Die asiatischen Nashornarten existieren nur noch in so kleiner Zahl, dass sie in freier Wildbahn kaum überleben werden. In Afrika gibt es dagegen nach WWF-Angaben noch etwa 25 000 Nashörner, allein 20 000 davon in Südafrika, das jahrzehntelang in den Schutz der Nashörner investiert hat. Doch allein in Südafrika sind 2013 mehr als 900 Nashörner getötet worden.

Den Elefanten geht es kaum besser. Noch rund 450 000 Elefanten leben in ganz Afrika. 2013 sind mehr als 22 000 wegen des Elfenbeins abgeschlachtet worden. Hier ist vor allem China der wichtigste Markt für die Stoßzähne. Seit 2010 liegt damit die Wildereirate bei Elefanten höher als die natürliche Fortpflanzungsrate der größten Landsäugetiere.

Auch die Großkatzen der Welt haben es schwer, zu überleben. Die Zahl der Löwen in Afrika ist in 20 Jahren um 30 Prozent gesunken. Rund 32 000 sollen auf dem ganzen Kontinent noch leben. Die Löwen leiden vor allem darunter, dass es immer wieder zu Konflikten mit Viehzüchtern kommt, denen auf dem ganzen Kontinent wegen der wachsenden Bevölkerung, einer immer intensiveren Nutzung von Land für den Ackerbau und wegen des Klimawandels immer weniger Weidegründe für ihr Vieh zur Verfügung steht. Für Löwen gehen solche Konflikte oft tödlich aus. Den Löwen setzt aber auch zu, dass ihr Skelett dem von Tigern sehr ähnlich ist.
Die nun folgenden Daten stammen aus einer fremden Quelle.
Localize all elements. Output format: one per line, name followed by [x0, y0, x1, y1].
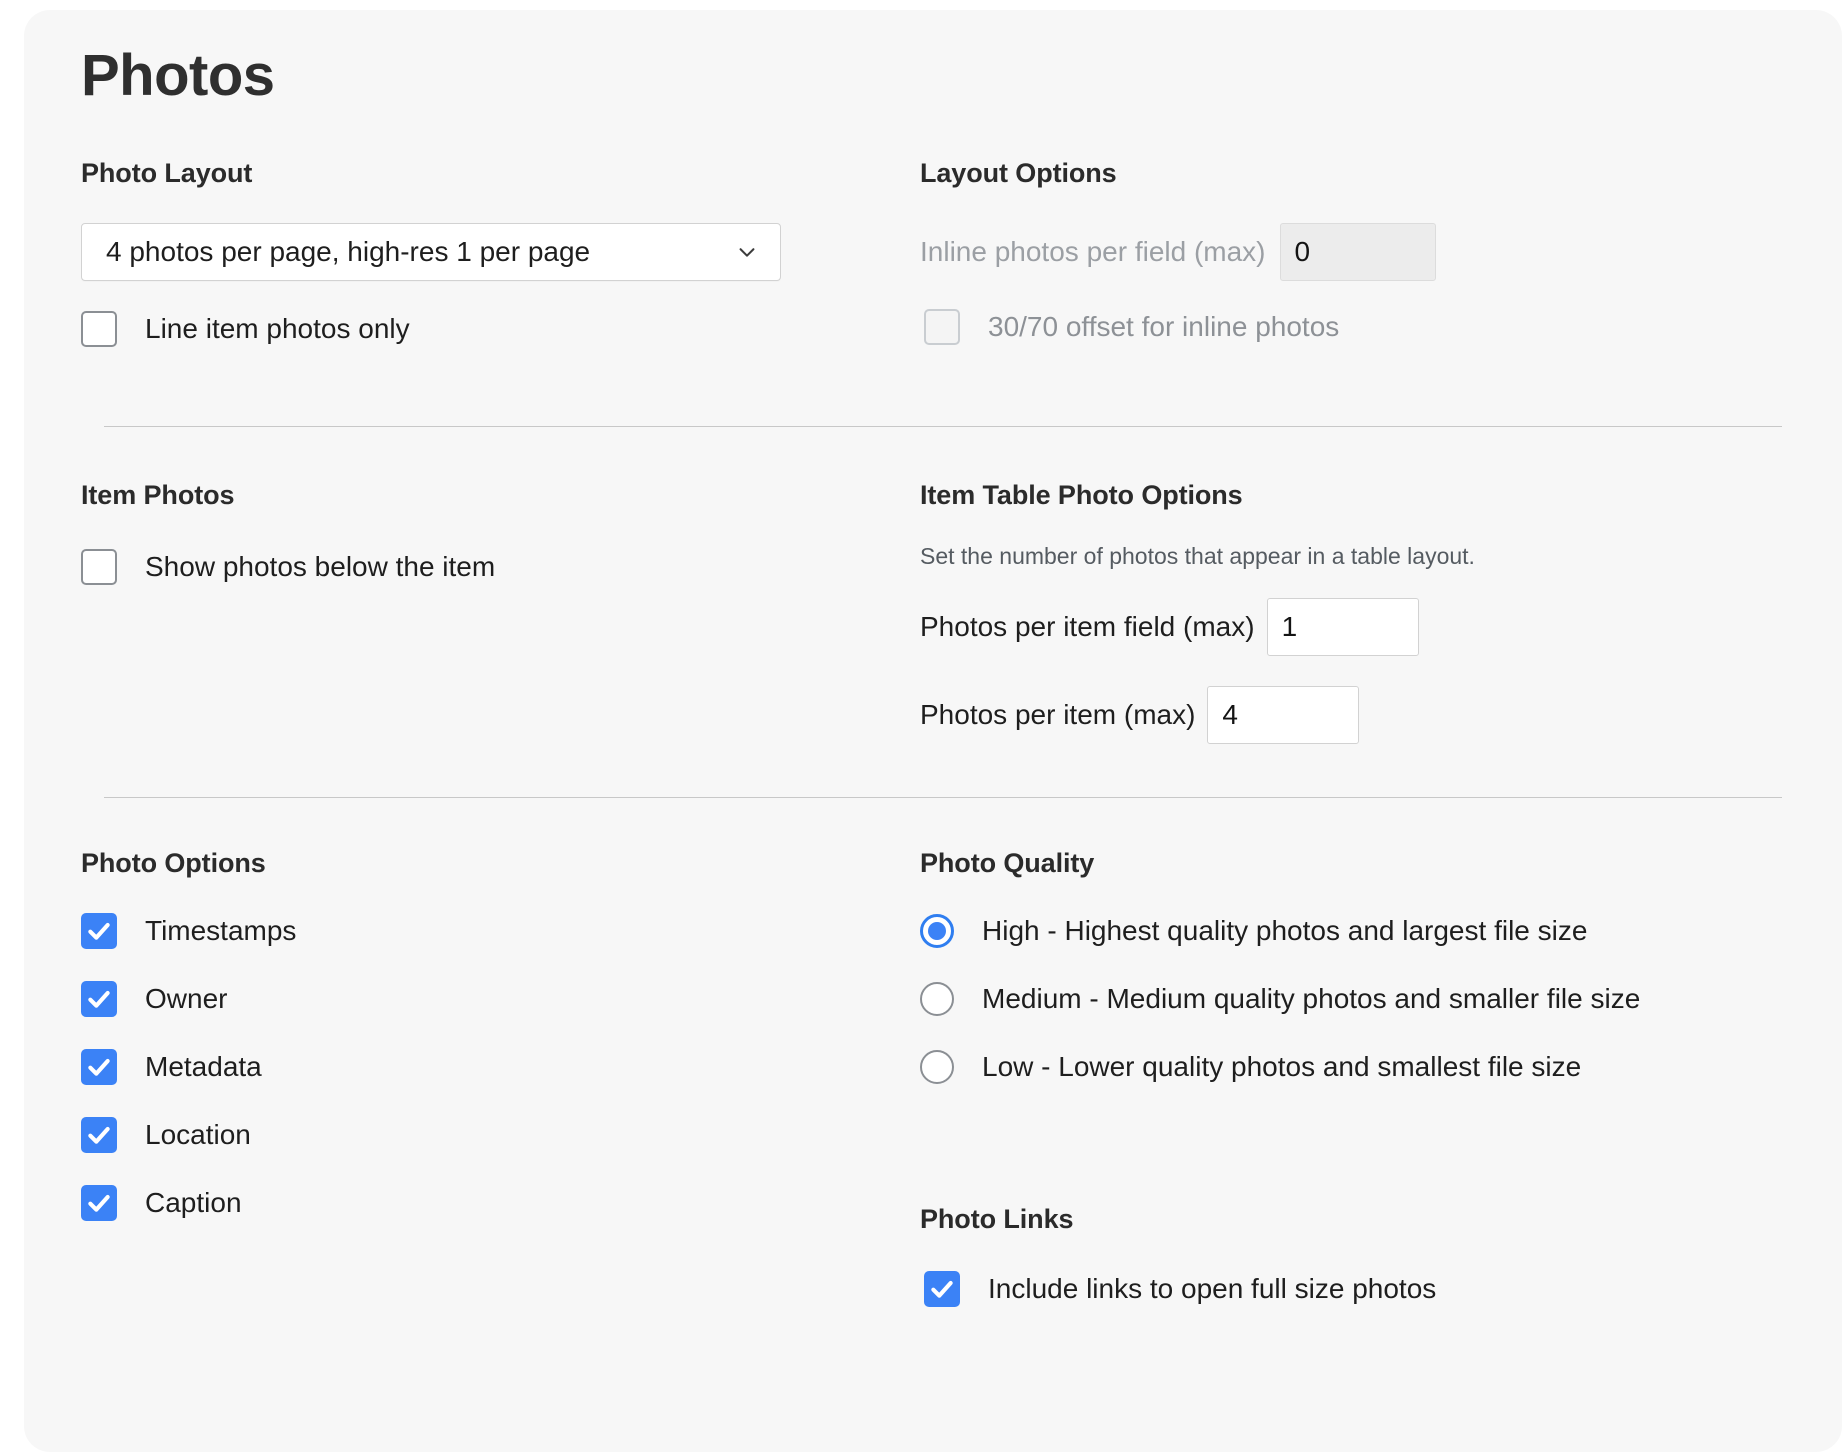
item-table-photo-options-description: Set the number of photos that appear in … [920, 543, 1475, 569]
photos-per-item-field-input[interactable]: 1 [1266, 598, 1419, 656]
line-item-photos-only-checkbox[interactable] [81, 311, 117, 347]
show-photos-below-item-label: Show photos below the item [145, 551, 496, 582]
photo-quality-radio-group: High - Highest quality photos and larges… [920, 909, 1780, 1089]
photo-quality-option-label: Low - Lower quality photos and smallest … [982, 1051, 1582, 1082]
item-photos-heading: Item Photos [81, 480, 235, 510]
line-item-photos-only-label: Line item photos only [145, 313, 410, 344]
photo-links-heading: Photo Links [920, 1204, 1074, 1234]
item-table-photo-options-heading: Item Table Photo Options [920, 480, 1243, 510]
inline-photos-per-field-input[interactable]: 0 [1279, 223, 1436, 281]
photo-links-section: Photo Links Include links to open full s… [920, 1204, 1780, 1311]
include-full-size-links-row[interactable]: Include links to open full size photos [924, 1267, 1780, 1311]
photo-quality-option-row[interactable]: Medium - Medium quality photos and small… [920, 977, 1780, 1021]
page-title: Photos [81, 43, 275, 108]
photo-quality-radio-medium[interactable] [920, 982, 954, 1016]
photo-quality-section: Photo Quality High - Highest quality pho… [920, 848, 1780, 1089]
photo-option-checkbox[interactable] [81, 1117, 117, 1153]
offset-inline-photos-label: 30/70 offset for inline photos [988, 311, 1340, 342]
photo-option-checkbox[interactable] [81, 1185, 117, 1221]
check-icon [88, 1194, 110, 1212]
photo-option-label: Metadata [145, 1051, 262, 1082]
photo-layout-heading: Photo Layout [81, 158, 253, 188]
photo-quality-option-label: Medium - Medium quality photos and small… [982, 983, 1641, 1014]
check-icon [931, 1280, 953, 1298]
offset-inline-photos-checkbox[interactable] [924, 309, 960, 345]
photo-quality-radio-high[interactable] [920, 914, 954, 948]
photo-option-row[interactable]: Metadata [81, 1045, 871, 1089]
show-photos-below-item-checkbox[interactable] [81, 549, 117, 585]
item-table-photo-options-section: Item Table Photo Options Set the number … [920, 480, 1780, 744]
check-icon [88, 1126, 110, 1144]
photo-option-checkbox[interactable] [81, 1049, 117, 1085]
photos-settings-content: Photos Photo Layout 4 photos per page, h… [24, 10, 1842, 1452]
layout-options-section: Layout Options Inline photos per field (… [920, 158, 1780, 349]
photos-settings-card: Photos Photo Layout 4 photos per page, h… [24, 10, 1842, 1452]
photo-layout-select-value: 4 photos per page, high-res 1 per page [106, 236, 591, 267]
photos-per-item-field-label: Photos per item field (max) [920, 611, 1255, 642]
photos-per-item-label: Photos per item (max) [920, 699, 1196, 730]
item-photos-section: Item Photos Show photos below the item [81, 480, 871, 589]
photo-options-heading: Photo Options [81, 848, 266, 878]
offset-inline-photos-row[interactable]: 30/70 offset for inline photos [924, 305, 1780, 349]
layout-options-heading: Layout Options [920, 158, 1117, 188]
photo-option-row[interactable]: Owner [81, 977, 871, 1021]
photo-option-label: Location [145, 1119, 251, 1150]
photos-per-item-row: Photos per item (max) 4 [920, 686, 1780, 744]
photo-options-list: Timestamps Owner Metadata Location Capti… [81, 909, 871, 1225]
photo-option-checkbox[interactable] [81, 913, 117, 949]
chevron-down-icon [739, 248, 755, 257]
photo-option-label: Caption [145, 1187, 242, 1218]
check-icon [88, 922, 110, 940]
photo-layout-section: Photo Layout 4 photos per page, high-res… [81, 158, 871, 351]
divider-1 [104, 426, 1782, 427]
check-icon [88, 1058, 110, 1076]
inline-photos-per-field-row: Inline photos per field (max) 0 [920, 223, 1780, 281]
divider-2 [104, 797, 1782, 798]
include-full-size-links-label: Include links to open full size photos [988, 1273, 1437, 1304]
include-full-size-links-checkbox[interactable] [924, 1271, 960, 1307]
photos-per-item-input[interactable]: 4 [1207, 686, 1360, 744]
inline-photos-per-field-label: Inline photos per field (max) [920, 236, 1266, 267]
photo-quality-radio-low[interactable] [920, 1050, 954, 1084]
photo-option-label: Timestamps [145, 915, 297, 946]
photo-layout-select[interactable]: 4 photos per page, high-res 1 per page [81, 223, 781, 281]
photo-option-checkbox[interactable] [81, 981, 117, 1017]
photo-quality-option-label: High - Highest quality photos and larges… [982, 915, 1588, 946]
check-icon [88, 990, 110, 1008]
photo-option-label: Owner [145, 983, 228, 1014]
photos-per-item-field-row: Photos per item field (max) 1 [920, 598, 1780, 656]
photo-option-row[interactable]: Caption [81, 1181, 871, 1225]
photo-option-row[interactable]: Location [81, 1113, 871, 1157]
photo-quality-option-row[interactable]: High - Highest quality photos and larges… [920, 909, 1780, 953]
show-photos-below-item-row[interactable]: Show photos below the item [81, 545, 871, 589]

Tom Milliken, der für die vom WWF und der Weltnaturschutzunion IUCN gegründete Artenschutzorganisation Traffic in Simbabwe arbeitet, berichtet, dass immer öfter Löwenknochen als Tigerknochen auf dem chinesischen Markt verkauft werden.

Das Auerhuhn hat bei uns bessere Chancen, weil im Nordschwarzwald ein Nationalpark entstehen soll. Dort gibt es noch ein paar hundert Auerhühner.
Das Auerhuhn hat bei uns bessere Chancen, weil im Nordschwarzwald ein Nationalpark entstehen soll. Dort gibt es noch ein paar hundert Auerhühner.

© IMAGO

Weil es inzwischen bedrohlich wenige Tiger gibt, jubeln mehr und mehr Händler ihren Kunden Löwenknochen unter. Bei den Großkatzen gibt es nur wenige gute Nachrichten. So haben sich Luchse wieder in einigen deutschen Mittelgebirgen erholen und festsetzen können. Der WWF berichtet zudem, dass durch die Schaffung neuer Naturschutzgebiete in Russland der extrem gefährdete Amur-Leopard eine positive Entwicklung auf niedrigstem Niveau nimmt. 2008 seien noch 30 Amur-Leoparden gezählt worden, 2013 seien es immerhin 50 gewesen. Das sind allerdings noch immer viel zu wenige, um die Art dauerhaft zu erhalten.

Zu den Gewinnern des Jahres 2013 zählt der WWF das bestandsgefährdete Auerhuhn und das eigentlich ausgestorbene Wisent. Im Rothaargebirge sind in diesem Jahr erstmals Wisente ausgewildert worden. In Polen hat sich die große Rinderart in ausgedehnten Wäldern gehalten. In Deutschland bemühen sich mehrere Naturschutzorganisationen, auch die Sielmann-Stiftung beispielsweise, darum, Wisente wieder heimisch zu machen. Die großen Pflanzenfresser haben eine Leerstelle in den Ökosystemen in Deutschland hinterlassen. Nahezu jede Landschaft wuchert binnen kurzer Zeit mit Büschen und später Bäumen zu, wenn es keine großen Pflanzenfresser gibt, die Lichtungen frei halten. Ohne sie müssen Bauern für solche Ökosystemdienstleistungen dauerhaft bezahlt werden, um Heidelandschaften oder Graslandschaften zu erhalten.

Das Auerhuhn zählt der WWF deshalb zu den Gewinnern, weil Baden-Württemberg im November beschlossen hat, im Nordschwarzwald einen Nationalpark zu errichten. Dort gibt es noch ein paar hundert Auerhühner. Eine weitere Gewinnerart verdankt ihre immer weitere Ausbreitung allerdings nicht den Naturschutzbemühungen in Deutschland: die asiatische Tigermücke. Das unerwünschte Insekt, das unter anderem das Dengue-Fieber, das Chikungunya-Fieber und das WestNil-Fieber übertragen kann, breitet sich von Süddeutschland aus immer weiter nach Norden aus – eine Folge des Klimawandels. Die bisher in Deutschland entdeckten und untersuchten Tigermücken haben das Dengue-Virus zwar nicht getragen. Doch das Risiko, dass sich solche unheilbaren oder schwer heilbaren Tropenkrankheiten nicht mehr nur als eingeschleppte Mitbringsel von Urlaubsreisen aus entfernten Ländern ausbreiten, wächst.